2025’in Aile Yılı ilan edilmesinin ardından Diyanet’in Cuma hutbesinde iktidarın da LGBTİ+’ları hedef göstermek için kullandığı “cinsiyetsizleştirme faaliyetleri sapkınlıktır” denildi.
Cumhurbaşkanı ve AKP Genel Başkanı Recep Tayyip Erdoğan’ın hafta başında 2025’i “Aile Yılı” ilan etmesinin ardından Diyanet İşleri Başkanlığı da harekete geçti. Diyanet’in “Fıtratı korumak, aileyi korumaktı” başlıklı Cuma hutbesinde iktidarın sıklıkla LGBTİ+’ları hedef göstermek için kullandığı “cinsiyetsizleştirme” ifadelerine yer verildi.
Kaod GL'de yer alan habere göre, Diyanet’in hutbesinde isim verilmeden LGBTİ+’lar şöyle hedef alındı:
“Bugün, insanlığın karşı karşıya olduğu en büyük tehditlerden biri de, kadın ve erkeğin tabii fıtratını ortadan kaldırmaya yönelik çalışmalardır. Bu çalışmalardan biri olan cinsiyetsizleştirme, insanın ruhsal ve bedensel özelliklerini ifsat etme; kadını erkeğe, erkeği kadına dönüştürme girişimidir. İlahi iradeyi yok sayarak insanı kimliksiz bir varlık haline indirgeme çabasıdır.”
'Aile Yılı'na özel logo yapıldı; Erdoğan'ın önerisi olan 'üç çocuk' temsiline yer verildi
Erdoğan kararı imzaladı: 'Aile Enstitüsü' kuruldu
Hutbede ayrıca şu ifadeler yer aldı:
“Evet, cinsiyetsizleştirme adıyla yürütülen faaliyetlerin tamamı hayâsızlıktır, sapkınlıktır. Allah’ın koyduğu sınırları aşmak, O’na isyan etmektir. Peygamber Efendimiz (s.a.s)’in buyurduğu üzere, “Allah, kadınlara benzemeye çalışan erkeklere ve erkeklere benzemeye çalışan kadınlara lanet etmiştir.” Dolayısıyla Allah’ın haram kıldığı ve yaratılışımıza müdahale eden hiçbir batıl ideoloji, özgürlük adı altında meşrulaştırılamaz. Aklı ve vicdanı saf dışı bırakan, birçok hastalığın ortaya çıkmasına sebep olan sapkın akımlar insan hakları bahanesiyle doğal karşılanamaz. İnsanlığın geleceğini tehdit eden bu tür sapkınlıklara; sinemalar, televizyon dizileri, çizgi filmler, sosyal medya paylaşımları, dijital oyunlar, reklamlar, müzik, sanat ve kültürel etkinliklerle destek vermek de büyük bir günah, ağır bir vebaldir.

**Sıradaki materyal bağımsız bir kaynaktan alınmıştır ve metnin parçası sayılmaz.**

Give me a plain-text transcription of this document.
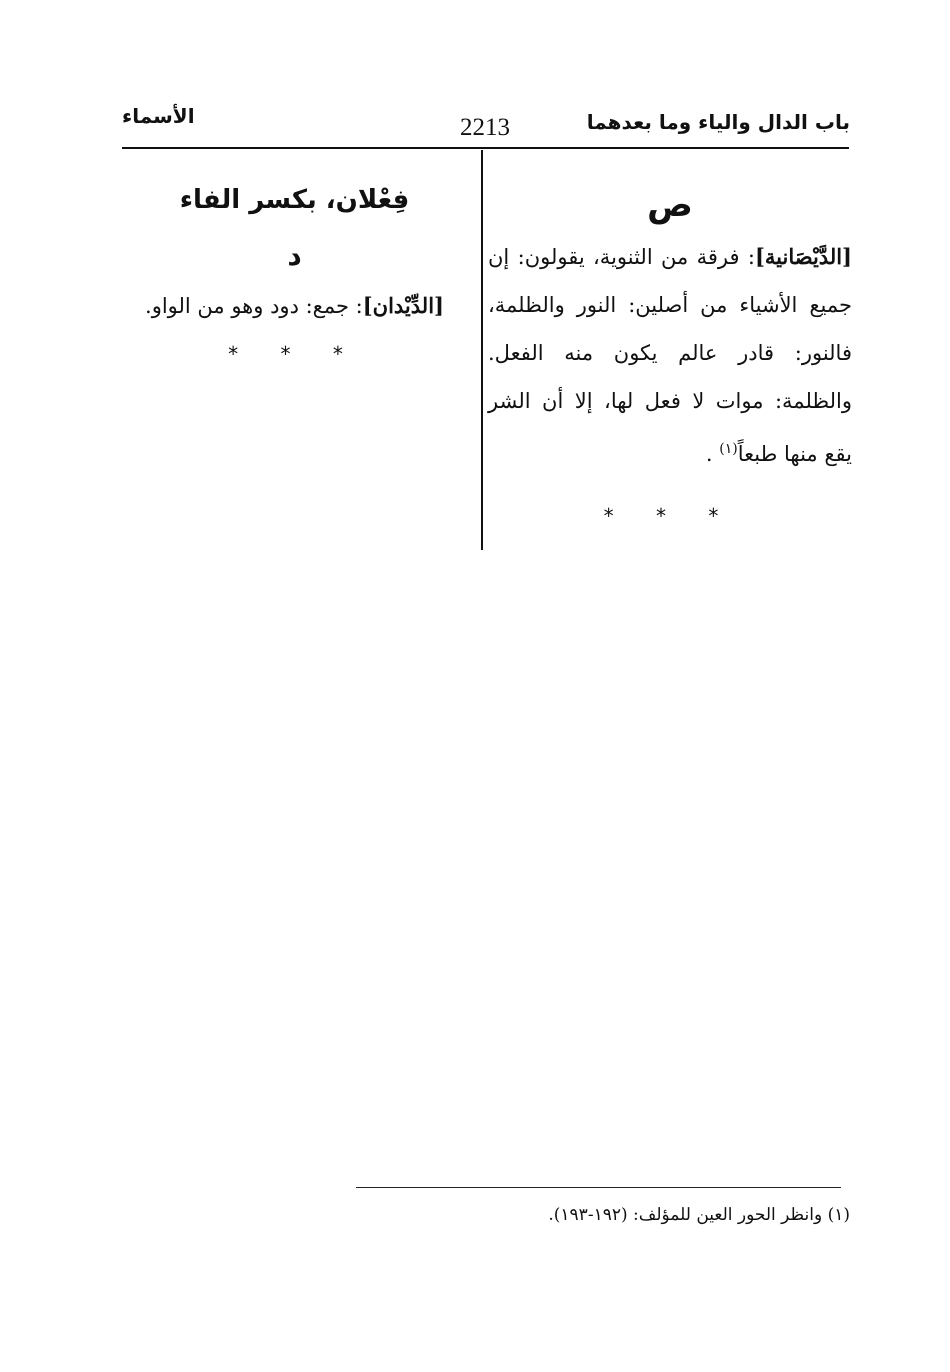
باب الدال والياء وما بعدهما
2213
الأسماء
ص
[الدَّيْصَانية]: فرقة من الثنوية، يقولون: إن جميع الأشياء من أصلين: النور والظلمة، فالنور: قادر عالم يكون منه الفعل. والظلمة: موات لا فعل لها، إلا أن الشر يقع منها طبعاً$^{(١)}$ .
* * *
فِعْلان، بكسر الفاء
د
[الدِّيْدان]: جمع: دود وهو من الواو.
* * *
(١) وانظر الحور العين للمؤلف: (١٩٢-١٩٣).
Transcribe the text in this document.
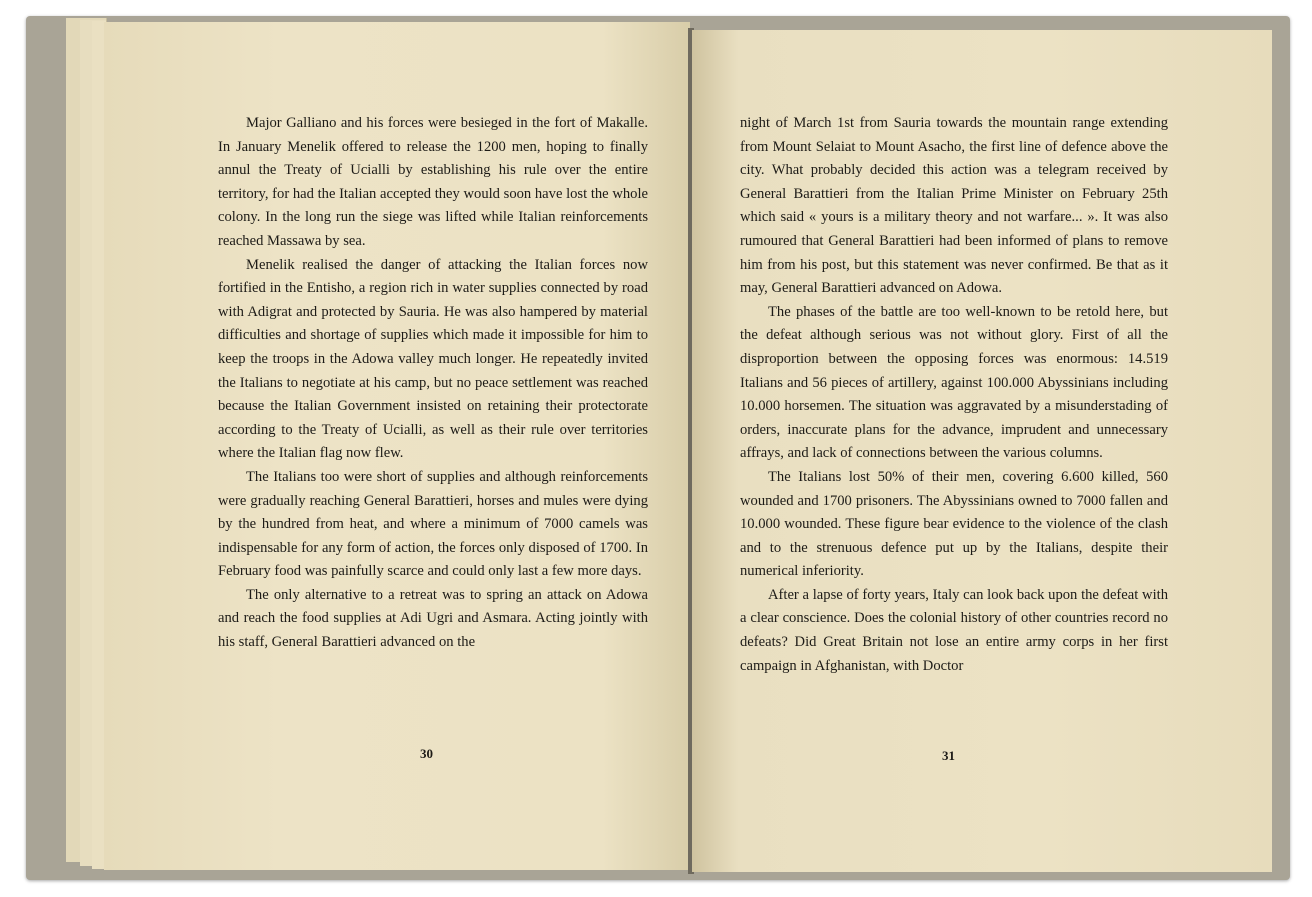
Major Galliano and his forces were besieged in the fort of Makalle. In January Menelik offered to release the 1200 men, hoping to finally annul the Treaty of Ucialli by establishing his rule over the entire territory, for had the Italian accepted they would soon have lost the whole colony. In the long run the siege was lifted while Italian reinforcements reached Massawa by sea.

Menelik realised the danger of attacking the Italian forces now fortified in the Entisho, a region rich in water supplies connected by road with Adigrat and protected by Sauria. He was also hampered by material difficulties and shortage of supplies which made it impossible for him to keep the troops in the Adowa valley much longer. He repeatedly invited the Italians to negotiate at his camp, but no peace settlement was reached because the Italian Government insisted on retaining their protectorate according to the Treaty of Ucialli, as well as their rule over territories where the Italian flag now flew.

The Italians too were short of supplies and although reinforcements were gradually reaching General Barattieri, horses and mules were dying by the hundred from heat, and where a minimum of 7000 camels was indispensable for any form of action, the forces only disposed of 1700. In February food was painfully scarce and could only last a few more days.

The only alternative to a retreat was to spring an attack on Adowa and reach the food supplies at Adi Ugri and Asmara. Acting jointly with his staff, General Barattieri advanced on the

30

night of March 1st from Sauria towards the mountain range extending from Mount Selaiat to Mount Asacho, the first line of defence above the city. What probably decided this action was a telegram received by General Barattieri from the Italian Prime Minister on February 25th which said « yours is a military theory and not warfare... ». It was also rumoured that General Barattieri had been informed of plans to remove him from his post, but this statement was never confirmed. Be that as it may, General Barattieri advanced on Adowa.

The phases of the battle are too well-known to be retold here, but the defeat although serious was not without glory. First of all the disproportion between the opposing forces was enormous: 14.519 Italians and 56 pieces of artillery, against 100.000 Abyssinians including 10.000 horsemen. The situation was aggravated by a misunderstading of orders, inaccurate plans for the advance, imprudent and unnecessary affrays, and lack of connections between the various columns.

The Italians lost 50% of their men, covering 6.600 killed, 560 wounded and 1700 prisoners. The Abyssinians owned to 7000 fallen and 10.000 wounded. These figure bear evidence to the violence of the clash and to the strenuous defence put up by the Italians, despite their numerical inferiority.

After a lapse of forty years, Italy can look back upon the defeat with a clear conscience. Does the colonial history of other countries record no defeats? Did Great Britain not lose an entire army corps in her first campaign in Afghanistan, with Doctor

31
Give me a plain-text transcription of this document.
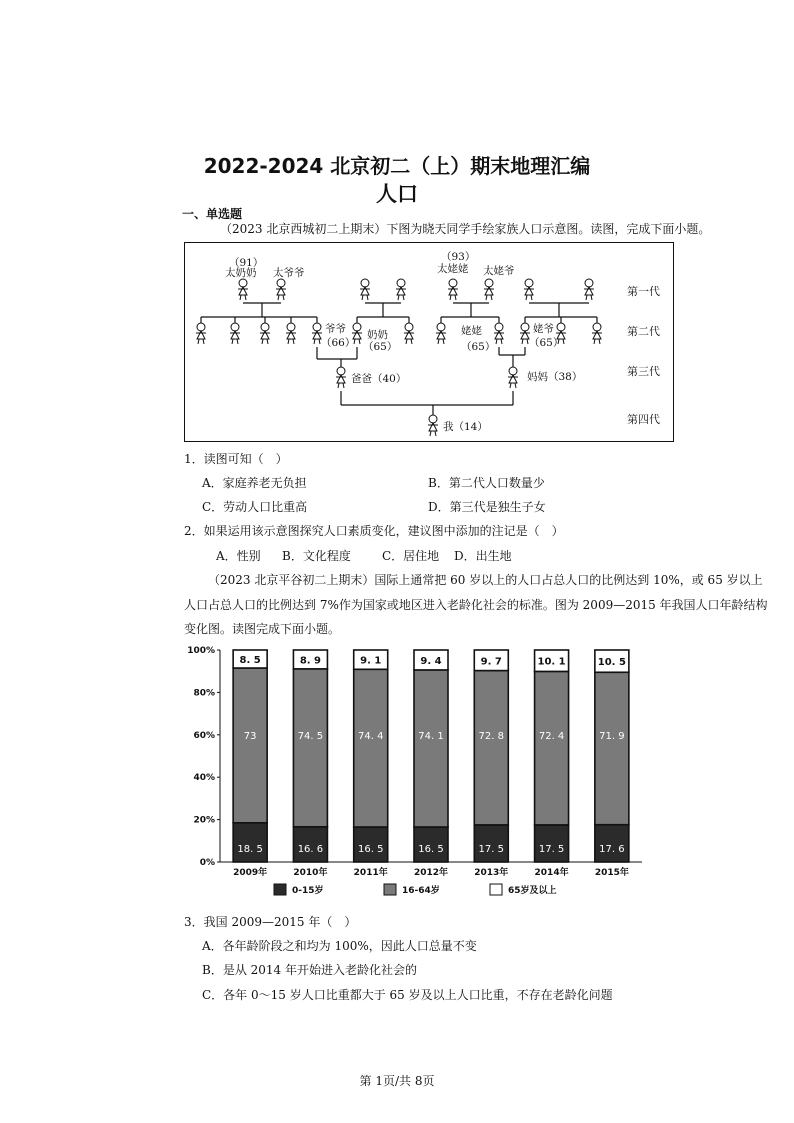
2022-2024 北京初二（上）期末地理汇编
人口
一、单选题
（2023 北京西城初二上期末）下图为晓天同学手绘家族人口示意图。读图，完成下面小题。
（91）
太奶奶 太爷爷
（93）
太姥姥 太姥爷
爷爷
（66）
奶奶
（65）
姥姥
（65）
姥爷
（65）
爸爸（40）	妈妈（38）
我（14）
第一代
第二代
第三代
第四代
1．读图可知（　）
A．家庭养老无负担	B．第二代人口数量少
C．劳动人口比重高	D．第三代是独生子女
2．如果运用该示意图探究人口素质变化，建议图中添加的注记是（　）
A．性别 B．文化程度	C．居住地 D．出生地
（2023 北京平谷初二上期末）国际上通常把 60 岁以上的人口占总人口的比例达到 10%，或 65 岁以上
人口占总人口的比例达到 7%作为国家或地区进入老龄化社会的标准。图为 2009—2015 年我国人口年龄结构
变化图。读图完成下面小题。
0%
20%
40%
60%
80%
100%
18. 5
73
8. 5
2009年
16. 6
74. 5
8. 9
2010年
16. 5
74. 4
9. 1
2011年
16. 5
74. 1
9. 4
2012年
17. 5
72. 8
9. 7
2013年
17. 5
72. 4
10. 1
2014年
17. 6
71. 9
10. 5
2015年
0-15岁	16-64岁	65岁及以上
3．我国 2009—2015 年（　）
A．各年龄阶段之和均为 100%，因此人口总量不变
B．是从 2014 年开始进入老龄化社会的
C．各年 0～15 岁人口比重都大于 65 岁及以上人口比重，不存在老龄化问题
第 1页/共 8页
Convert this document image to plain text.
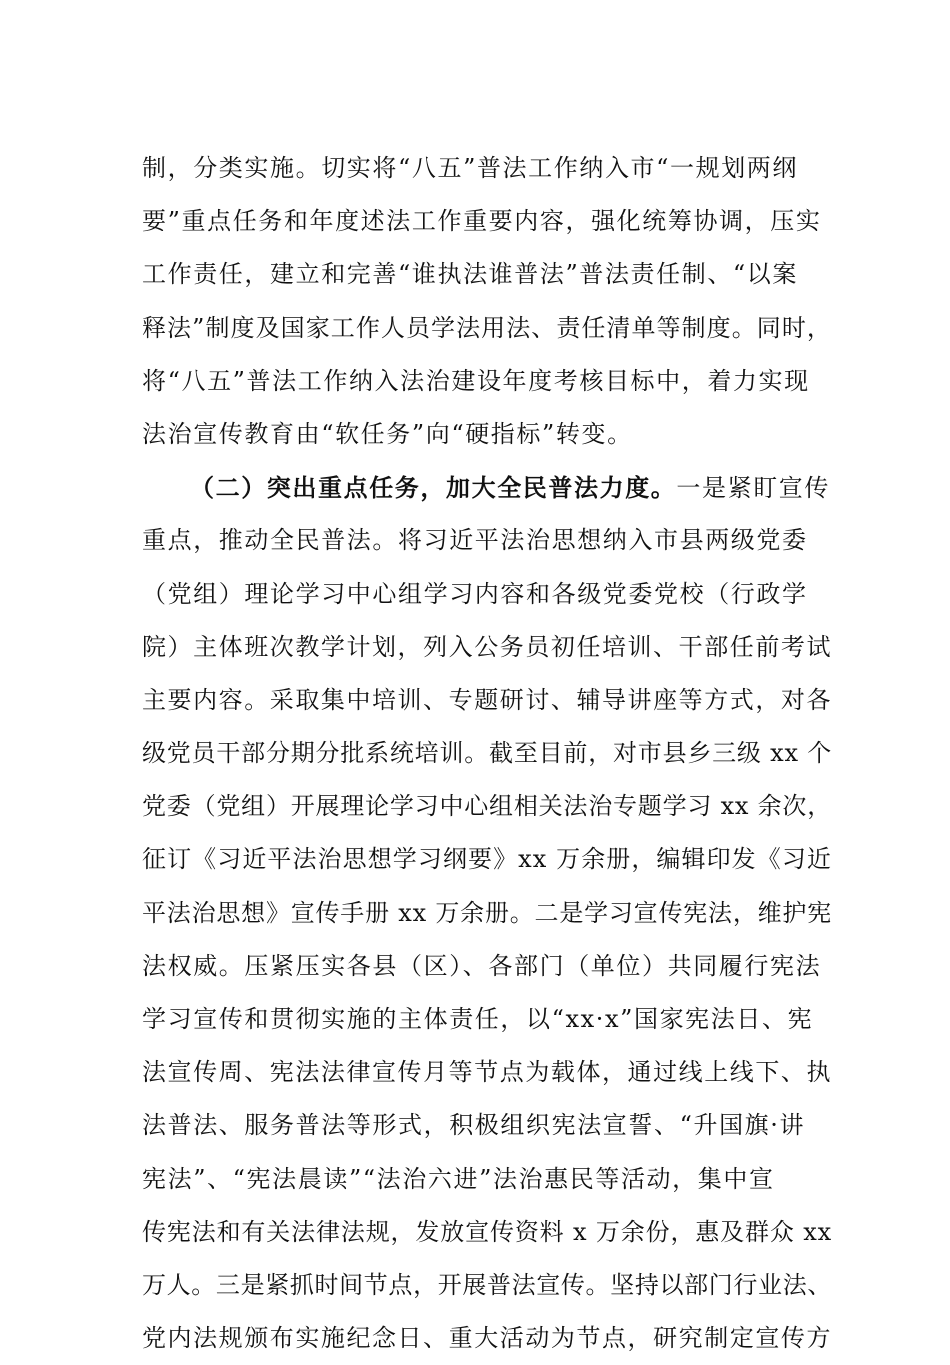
制，分类实施。切实将“八五”普法工作纳入市“一规划两纲
要”重点任务和年度述法工作重要内容，强化统筹协调，压实
工作责任，建立和完善“谁执法谁普法”普法责任制、“以案
释法”制度及国家工作人员学法用法、责任清单等制度。同时，
将“八五”普法工作纳入法治建设年度考核目标中，着力实现
法治宣传教育由“软任务”向“硬指标”转变。
（二）突出重点任务，加大全民普法力度。一是紧盯宣传
重点，推动全民普法。将习近平法治思想纳入市县两级党委
（党组）理论学习中心组学习内容和各级党委党校（行政学
院）主体班次教学计划，列入公务员初任培训、干部任前考试
主要内容。采取集中培训、专题研讨、辅导讲座等方式，对各
级党员干部分期分批系统培训。截至目前，对市县乡三级 xx 个
党委（党组）开展理论学习中心组相关法治专题学习 xx 余次，
征订《习近平法治思想学习纲要》xx 万余册，编辑印发《习近
平法治思想》宣传手册 xx 万余册。二是学习宣传宪法，维护宪
法权威。压紧压实各县（区）、各部门（单位）共同履行宪法
学习宣传和贯彻实施的主体责任，以“xx·x”国家宪法日、宪
法宣传周、宪法法律宣传月等节点为载体，通过线上线下、执
法普法、服务普法等形式，积极组织宪法宣誓、“升国旗·讲
宪法”、“宪法晨读”“法治六进”法治惠民等活动，集中宣
传宪法和有关法律法规，发放宣传资料 x 万余份，惠及群众 xx
万人。三是紧抓时间节点，开展普法宣传。坚持以部门行业法、
党内法规颁布实施纪念日、重大活动为节点，研究制定宣传方
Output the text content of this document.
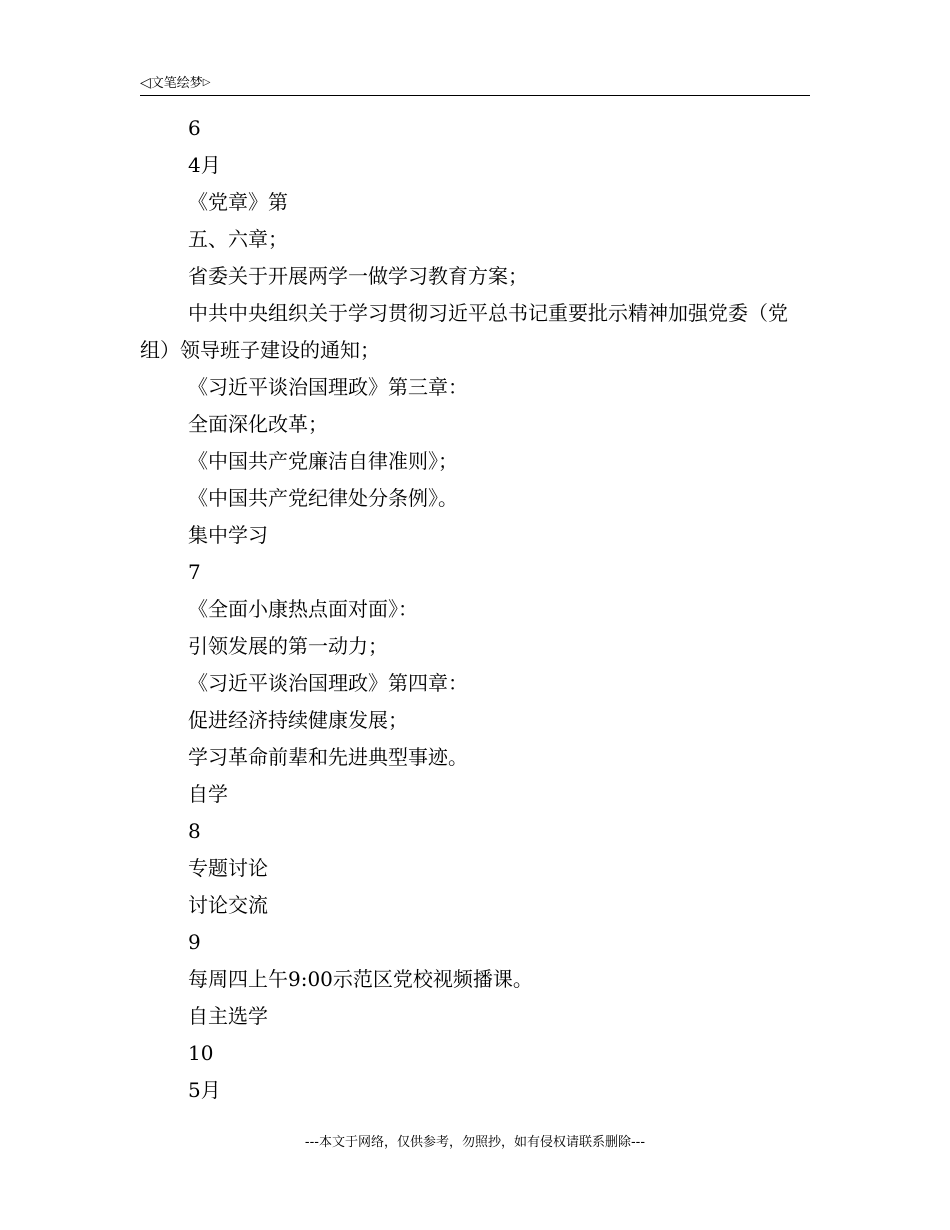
◁文笔绘梦▷

6

4月

《党章》第

五、六章；

省委关于开展两学一做学习教育方案；

中共中央组织关于学习贯彻习近平总书记重要批示精神加强党委（党组）领导班子建设的通知；

《习近平谈治国理政》第三章：

全面深化改革；

《中国共产党廉洁自律准则》；

《中国共产党纪律处分条例》。

集中学习

7

《全面小康热点面对面》：

引领发展的第一动力；

《习近平谈治国理政》第四章：

促进经济持续健康发展；

学习革命前辈和先进典型事迹。

自学

8

专题讨论

讨论交流

9

每周四上午9:00示范区党校视频播课。

自主选学

10

5月

---本文于网络，仅供参考，勿照抄，如有侵权请联系删除---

“Cinsiyetsizleştirme, sadece fertlerin kimliğini hedef almakla kalmayıp toplumların da geleceğini karartan büyük bir tehdittir. Bu tehdide karşı elimizdeki en büyük güç ise ailedir. Aile; dinimizin meşru, kanunlarımızın uygun gördüğü ruhsal ve fiziksel olgunluğa sahip bir kadın ve bir erkeğin, şahitler huzurunda nikâhla kurduğu rahmet ve merhamet yuvasıdır. Aile, sağlıklı nesiller yetiştirebilmek için sahip olabileceğimiz en değerli hazinedir. Çocuklarımız için ilim, irfan ve hikmet mektebidir. Nesillerimizi yanlış yönelişlerden ve kötülüklerden koruyan muhkem bir kale, sağlam bir sığınaktır.”